EU members, Switzerland and Norway still maintain high support levels, with Norwegian subsidies exceeding 56% of total farm production - a massive distortion that makes it nearly impossible for poorer nations to compete.
Research spending
CDI countries collectively spend 0.58% of GDP on R&D - almost three times their 0.2% spent on development finance.
That ratio has held steady while aid budgets face the axe, suggesting where governments' real priorities lie.
Researchers from BRICS+ nations collaborate more frequently with lower-income countries than their Western counterparts.
South African academics partner with researchers from countries with an average US$16,900 per capita income - seven times the low-income threshold.
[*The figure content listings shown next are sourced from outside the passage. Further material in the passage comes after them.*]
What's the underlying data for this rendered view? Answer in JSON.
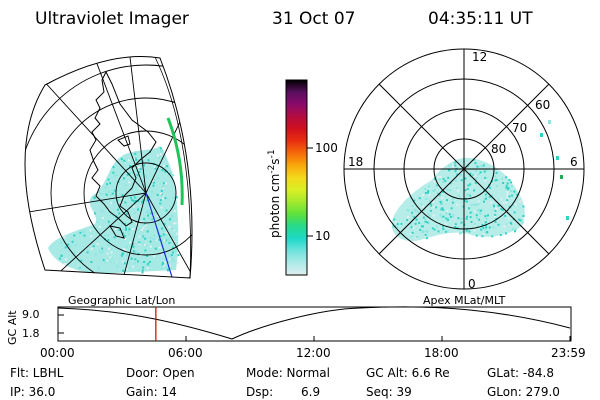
{
  "header": {
    "instrument": "Ultraviolet Imager",
    "date": "31 Oct 07",
    "time": "04:35:11 UT"
  },
  "colorbar": {
    "label_main": "photon cm",
    "label_exp1": "-2",
    "label_mid": "s",
    "label_exp2": "-1",
    "ticks": [
      "100",
      "10"
    ],
    "colors": [
      "#000000",
      "#5a0f5f",
      "#8a0b6a",
      "#b30c40",
      "#d0101e",
      "#e83010",
      "#f56a0a",
      "#f9a80c",
      "#f4d81b",
      "#d9ee25",
      "#a4e92e",
      "#5ee13b",
      "#26d98d",
      "#1ed9c6",
      "#6ee2dd",
      "#aeeae8",
      "#dfeff0"
    ]
  },
  "left_map": {
    "caption": "Geographic Lat/Lon",
    "data_color": "#5fd7cf",
    "coast_color": "#000000",
    "edge_color": "#22c35b",
    "meridian_color": "#1a2fd0"
  },
  "right_map": {
    "caption": "Apex MLat/MLT",
    "mlt_labels": {
      "top": "12",
      "left": "18",
      "right": "6",
      "bottom": "0"
    },
    "lat_labels": [
      "60",
      "70",
      "80"
    ]
  },
  "timeline": {
    "ylabel": "GC Alt",
    "yticks": [
      "9.0",
      "1.8"
    ],
    "xticks": [
      "00:00",
      "06:00",
      "12:00",
      "18:00",
      "23:59"
    ],
    "marker_color": "#cc0000",
    "current_hour": 4.587
  },
  "status": {
    "row1": {
      "filter": "Flt: LBHL",
      "door": "Door: Open",
      "mode": "Mode: Normal",
      "gc_alt": "GC Alt: 6.6 Re",
      "glat": "GLat: -84.8"
    },
    "row2": {
      "ip": "IP: 36.0",
      "gain": "Gain: 14",
      "dsp_label": "Dsp:",
      "dsp_value": "6.9",
      "seq": "Seq: 39",
      "glon": "GLon: 279.0"
    }
  }
}
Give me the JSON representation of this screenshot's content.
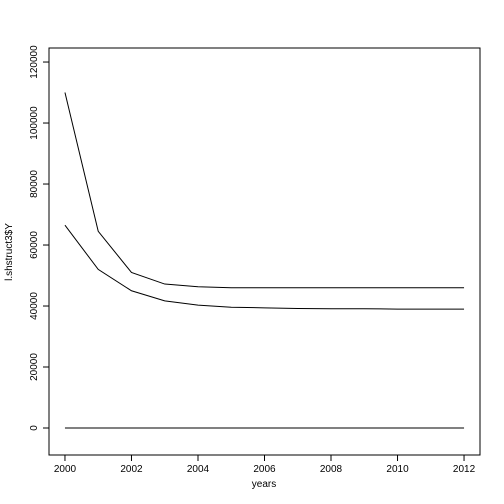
{
  "chart_data": {
    "type": "line",
    "x_label": "years",
    "y_label": "l.shstruct3$Y",
    "x": [
      2000,
      2001,
      2002,
      2003,
      2004,
      2005,
      2006,
      2007,
      2008,
      2009,
      2010,
      2011,
      2012
    ],
    "series": [
      {
        "color": "#000000",
        "values": [
          110000,
          64500,
          51000,
          47200,
          46300,
          46000,
          46000,
          46000,
          46000,
          46000,
          46000,
          46000,
          46000
        ]
      },
      {
        "color": "#000000",
        "values": [
          66500,
          52000,
          45000,
          41700,
          40300,
          39600,
          39400,
          39200,
          39100,
          39100,
          39000,
          39000,
          39000
        ]
      },
      {
        "color": "#000000",
        "values": [
          0,
          0,
          0,
          0,
          0,
          0,
          0,
          0,
          0,
          0,
          0,
          0,
          0
        ]
      }
    ],
    "xlim": [
      1999.52,
      2012.48
    ],
    "xticks": [
      2000,
      2002,
      2004,
      2006,
      2008,
      2010,
      2012
    ],
    "ylim": [
      -8850,
      124600
    ],
    "yticks": [
      0,
      20000,
      40000,
      60000,
      80000,
      100000,
      120000
    ]
  }
}
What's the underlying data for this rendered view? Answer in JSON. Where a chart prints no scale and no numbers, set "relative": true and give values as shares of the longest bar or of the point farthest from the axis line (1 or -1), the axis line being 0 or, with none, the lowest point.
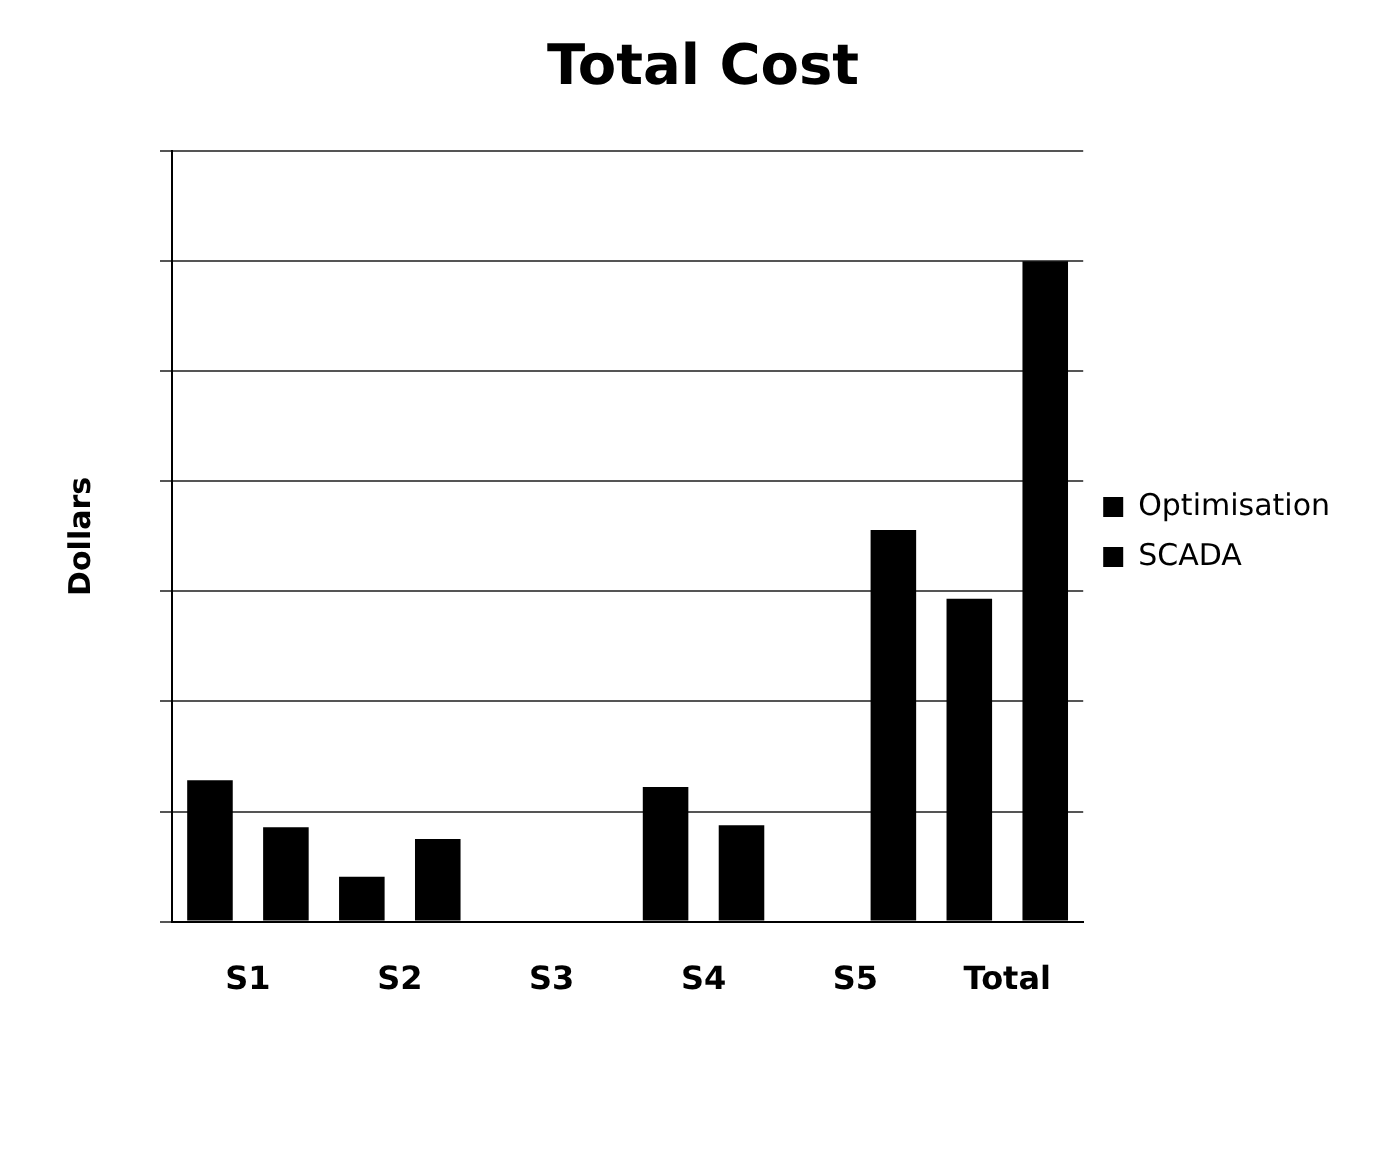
{
  "chart_data": {
    "type": "bar",
    "title": "Total Cost",
    "ylabel": "Dollars",
    "categories": [
      "S1",
      "S2",
      "S3",
      "S4",
      "S5",
      "Total"
    ],
    "relative": true,
    "grid": "y",
    "legend": "right",
    "tick_labels": "x",
    "series": [
      {
        "name": "Optimisation",
        "color": "#000000",
        "values": [
          0.214,
          0.068,
          0,
          0.204,
          0,
          0.489
        ]
      },
      {
        "name": "SCADA",
        "color": "#000000",
        "values": [
          0.143,
          0.125,
          0,
          0.146,
          0.593,
          1
        ]
      }
    ]
  }
}
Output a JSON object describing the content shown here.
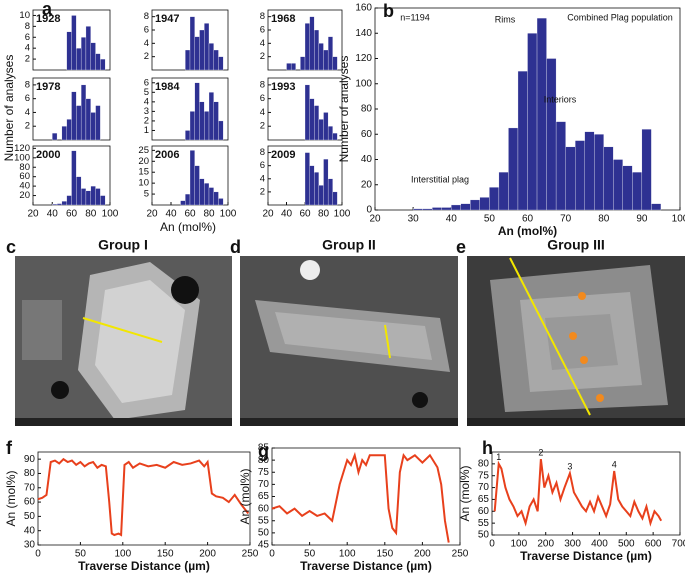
{
  "figure": {
    "panel_labels": [
      "a",
      "b",
      "c",
      "d",
      "e",
      "f",
      "g",
      "h"
    ],
    "a_ylabel": "Number of analyses",
    "a_xlabel": "An (mol%)",
    "images": [
      {
        "title": "Group I"
      },
      {
        "title": "Group II"
      },
      {
        "title": "Group III"
      }
    ]
  },
  "chart_data": [
    {
      "type": "histogram",
      "title": "1928",
      "bins": [
        20,
        25,
        30,
        35,
        40,
        45,
        50,
        55,
        60,
        65,
        70,
        75,
        80,
        85,
        90,
        95,
        100
      ],
      "values": [
        0,
        0,
        0,
        0,
        0,
        0,
        0,
        7,
        10,
        4,
        6,
        8,
        5,
        3,
        2,
        0
      ],
      "color": "#2e3192",
      "xlim": [
        20,
        100
      ],
      "ylim": [
        0,
        11
      ],
      "yticks": [
        2,
        4,
        6,
        8,
        10
      ]
    },
    {
      "type": "histogram",
      "title": "1947",
      "bins": [
        20,
        25,
        30,
        35,
        40,
        45,
        50,
        55,
        60,
        65,
        70,
        75,
        80,
        85,
        90,
        95,
        100
      ],
      "values": [
        0,
        0,
        0,
        0,
        0,
        0,
        0,
        3,
        8,
        5,
        6,
        7,
        4,
        3,
        2,
        0
      ],
      "color": "#2e3192",
      "xlim": [
        20,
        100
      ],
      "ylim": [
        0,
        9
      ],
      "yticks": [
        2,
        4,
        6,
        8
      ]
    },
    {
      "type": "histogram",
      "title": "1968",
      "bins": [
        20,
        25,
        30,
        35,
        40,
        45,
        50,
        55,
        60,
        65,
        70,
        75,
        80,
        85,
        90,
        95,
        100
      ],
      "values": [
        0,
        0,
        0,
        0,
        1,
        1,
        0,
        2,
        7,
        8,
        6,
        4,
        3,
        5,
        2,
        0
      ],
      "color": "#2e3192",
      "xlim": [
        20,
        100
      ],
      "ylim": [
        0,
        9
      ],
      "yticks": [
        2,
        4,
        6,
        8
      ]
    },
    {
      "type": "histogram",
      "title": "1978",
      "bins": [
        20,
        25,
        30,
        35,
        40,
        45,
        50,
        55,
        60,
        65,
        70,
        75,
        80,
        85,
        90,
        95,
        100
      ],
      "values": [
        0,
        0,
        0,
        0,
        1,
        0,
        2,
        3,
        7,
        5,
        8,
        6,
        4,
        5,
        0,
        0
      ],
      "color": "#2e3192",
      "xlim": [
        20,
        100
      ],
      "ylim": [
        0,
        9
      ],
      "yticks": [
        2,
        4,
        6,
        8
      ]
    },
    {
      "type": "histogram",
      "title": "1984",
      "bins": [
        20,
        25,
        30,
        35,
        40,
        45,
        50,
        55,
        60,
        65,
        70,
        75,
        80,
        85,
        90,
        95,
        100
      ],
      "values": [
        0,
        0,
        0,
        0,
        0,
        0,
        0,
        1,
        3,
        6,
        4,
        3,
        5,
        4,
        2,
        0
      ],
      "color": "#2e3192",
      "xlim": [
        20,
        100
      ],
      "ylim": [
        0,
        6.5
      ],
      "yticks": [
        1,
        2,
        3,
        4,
        5,
        6
      ]
    },
    {
      "type": "histogram",
      "title": "1993",
      "bins": [
        20,
        25,
        30,
        35,
        40,
        45,
        50,
        55,
        60,
        65,
        70,
        75,
        80,
        85,
        90,
        95,
        100
      ],
      "values": [
        0,
        0,
        0,
        0,
        0,
        0,
        0,
        0,
        8,
        6,
        5,
        3,
        4,
        2,
        1,
        0
      ],
      "color": "#2e3192",
      "xlim": [
        20,
        100
      ],
      "ylim": [
        0,
        9
      ],
      "yticks": [
        2,
        4,
        6,
        8
      ]
    },
    {
      "type": "histogram",
      "title": "2000",
      "bins": [
        20,
        25,
        30,
        35,
        40,
        45,
        50,
        55,
        60,
        65,
        70,
        75,
        80,
        85,
        90,
        95,
        100
      ],
      "values": [
        0,
        0,
        0,
        0,
        2,
        3,
        8,
        20,
        115,
        60,
        35,
        30,
        40,
        35,
        20,
        0
      ],
      "color": "#2e3192",
      "xlim": [
        20,
        100
      ],
      "xticks": [
        20,
        40,
        60,
        80,
        100
      ],
      "ylim": [
        0,
        125
      ],
      "yticks": [
        20,
        40,
        60,
        80,
        100,
        120
      ]
    },
    {
      "type": "histogram",
      "title": "2006",
      "bins": [
        20,
        25,
        30,
        35,
        40,
        45,
        50,
        55,
        60,
        65,
        70,
        75,
        80,
        85,
        90,
        95,
        100
      ],
      "values": [
        0,
        0,
        0,
        0,
        0,
        0,
        2,
        5,
        25,
        18,
        12,
        10,
        8,
        6,
        3,
        0
      ],
      "color": "#2e3192",
      "xlim": [
        20,
        100
      ],
      "xticks": [
        20,
        40,
        60,
        80,
        100
      ],
      "ylim": [
        0,
        27
      ],
      "yticks": [
        5,
        10,
        15,
        20,
        25
      ]
    },
    {
      "type": "histogram",
      "title": "2009",
      "bins": [
        20,
        25,
        30,
        35,
        40,
        45,
        50,
        55,
        60,
        65,
        70,
        75,
        80,
        85,
        90,
        95,
        100
      ],
      "values": [
        0,
        0,
        0,
        0,
        0,
        0,
        0,
        0,
        8,
        6,
        5,
        3,
        7,
        4,
        2,
        0
      ],
      "color": "#2e3192",
      "xlim": [
        20,
        100
      ],
      "xticks": [
        20,
        40,
        60,
        80,
        100
      ],
      "ylim": [
        0,
        9
      ],
      "yticks": [
        2,
        4,
        6,
        8
      ]
    },
    {
      "type": "histogram",
      "xlabel": "An (mol%)",
      "ylabel": "Number of analyses",
      "annotations": [
        "n=1194",
        "Rims",
        "Combined Plag population",
        "Interiors",
        "Interstitial plag"
      ],
      "bins": [
        30,
        32.5,
        35,
        37.5,
        40,
        42.5,
        45,
        47.5,
        50,
        52.5,
        55,
        57.5,
        60,
        62.5,
        65,
        67.5,
        70,
        72.5,
        75,
        77.5,
        80,
        82.5,
        85,
        87.5,
        90,
        92.5,
        95
      ],
      "values": [
        1,
        1,
        2,
        2,
        4,
        5,
        8,
        10,
        18,
        30,
        65,
        110,
        140,
        152,
        120,
        70,
        50,
        55,
        62,
        60,
        50,
        40,
        35,
        30,
        64,
        5
      ],
      "color": "#2e3192",
      "xlim": [
        20,
        100
      ],
      "xticks": [
        20,
        30,
        40,
        50,
        60,
        70,
        80,
        90,
        100
      ],
      "ylim": [
        0,
        160
      ],
      "yticks": [
        0,
        20,
        40,
        60,
        80,
        100,
        120,
        140,
        160
      ]
    },
    {
      "type": "line",
      "xlabel": "Traverse Distance (µm)",
      "ylabel": "An (mol%)",
      "color": "#e8401c",
      "x": [
        0,
        5,
        10,
        15,
        20,
        25,
        30,
        35,
        40,
        45,
        50,
        55,
        60,
        65,
        70,
        75,
        80,
        84,
        87,
        90,
        95,
        98,
        102,
        107,
        112,
        120,
        130,
        140,
        150,
        160,
        170,
        180,
        190,
        196,
        200,
        205,
        210,
        218,
        225,
        232,
        240,
        248
      ],
      "values": [
        62,
        63,
        65,
        88,
        89,
        87,
        90,
        88,
        89,
        86,
        88,
        85,
        87,
        88,
        84,
        86,
        85,
        60,
        38,
        37,
        38,
        37,
        86,
        88,
        84,
        87,
        85,
        86,
        84,
        88,
        86,
        87,
        89,
        85,
        88,
        66,
        64,
        63,
        60,
        65,
        58,
        52
      ],
      "xlim": [
        0,
        250
      ],
      "xticks": [
        0,
        50,
        100,
        150,
        200,
        250
      ],
      "ylim": [
        30,
        95
      ],
      "yticks": [
        30,
        40,
        50,
        60,
        70,
        80,
        90
      ]
    },
    {
      "type": "line",
      "xlabel": "Traverse Distance (µm)",
      "ylabel": "An (mol%)",
      "color": "#e8401c",
      "x": [
        0,
        10,
        20,
        30,
        40,
        50,
        60,
        70,
        80,
        90,
        100,
        105,
        110,
        115,
        120,
        125,
        130,
        140,
        150,
        155,
        160,
        165,
        170,
        175,
        180,
        190,
        200,
        210,
        220,
        225,
        230,
        235
      ],
      "values": [
        60,
        61,
        58,
        60,
        57,
        59,
        57,
        58,
        55,
        70,
        80,
        78,
        82,
        75,
        80,
        78,
        82,
        82,
        82,
        60,
        52,
        50,
        75,
        82,
        80,
        82,
        79,
        82,
        77,
        70,
        55,
        46
      ],
      "xlim": [
        0,
        250
      ],
      "xticks": [
        0,
        50,
        100,
        150,
        200,
        250
      ],
      "ylim": [
        45,
        85
      ],
      "yticks": [
        45,
        50,
        55,
        60,
        65,
        70,
        75,
        80,
        85
      ]
    },
    {
      "type": "line",
      "xlabel": "Traverse Distance (µm)",
      "ylabel": "An (mol%)",
      "color": "#e8401c",
      "annotations": [
        "1",
        "2",
        "3",
        "4"
      ],
      "x": [
        10,
        25,
        35,
        50,
        65,
        80,
        95,
        110,
        125,
        140,
        155,
        170,
        182,
        195,
        210,
        225,
        240,
        255,
        270,
        290,
        305,
        320,
        335,
        350,
        365,
        380,
        395,
        410,
        425,
        440,
        455,
        470,
        485,
        500,
        515,
        530,
        545,
        560,
        575,
        590,
        605,
        620,
        630
      ],
      "values": [
        60,
        80,
        78,
        70,
        65,
        62,
        58,
        60,
        55,
        62,
        65,
        60,
        82,
        70,
        75,
        68,
        72,
        65,
        70,
        76,
        68,
        65,
        62,
        60,
        64,
        60,
        66,
        62,
        58,
        63,
        77,
        65,
        62,
        60,
        58,
        64,
        60,
        57,
        62,
        55,
        60,
        58,
        56
      ],
      "xlim": [
        0,
        700
      ],
      "xticks": [
        0,
        100,
        200,
        300,
        400,
        500,
        600,
        700
      ],
      "ylim": [
        50,
        85
      ],
      "yticks": [
        50,
        55,
        60,
        65,
        70,
        75,
        80
      ]
    }
  ]
}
Austrian researchers' average partners come from countries with US$38,500 per capita income - sixteen times that threshold, highlighting a stark divide in scientific cooperation patterns.
Quality gap
Bilateral aid increasingly flows to middle-income nations rather than the poorest countries where it can have the greatest impact, says the study.
The average recipient income rose from 1.8X to 2.2X the low-income country threshold between 2018 and 2024, partly reflecting Ukraine's substantial needs but also indicating a worrying drift away from poverty-focused aid.
Luxembourg and Ireland jumped four places each in the rankings, with Luxembourg now tenth overall after increasing already-generous development finance.
Austria and Chile each climbed three spots, while the Netherlands dropped five places to eleventh.
Israel and Russia were excluded from the 2025 index due to active major conflicts that the CDI cannot meaningfully quantify or compare, though spillover effects from Russia's invasion appear in other nations' scores.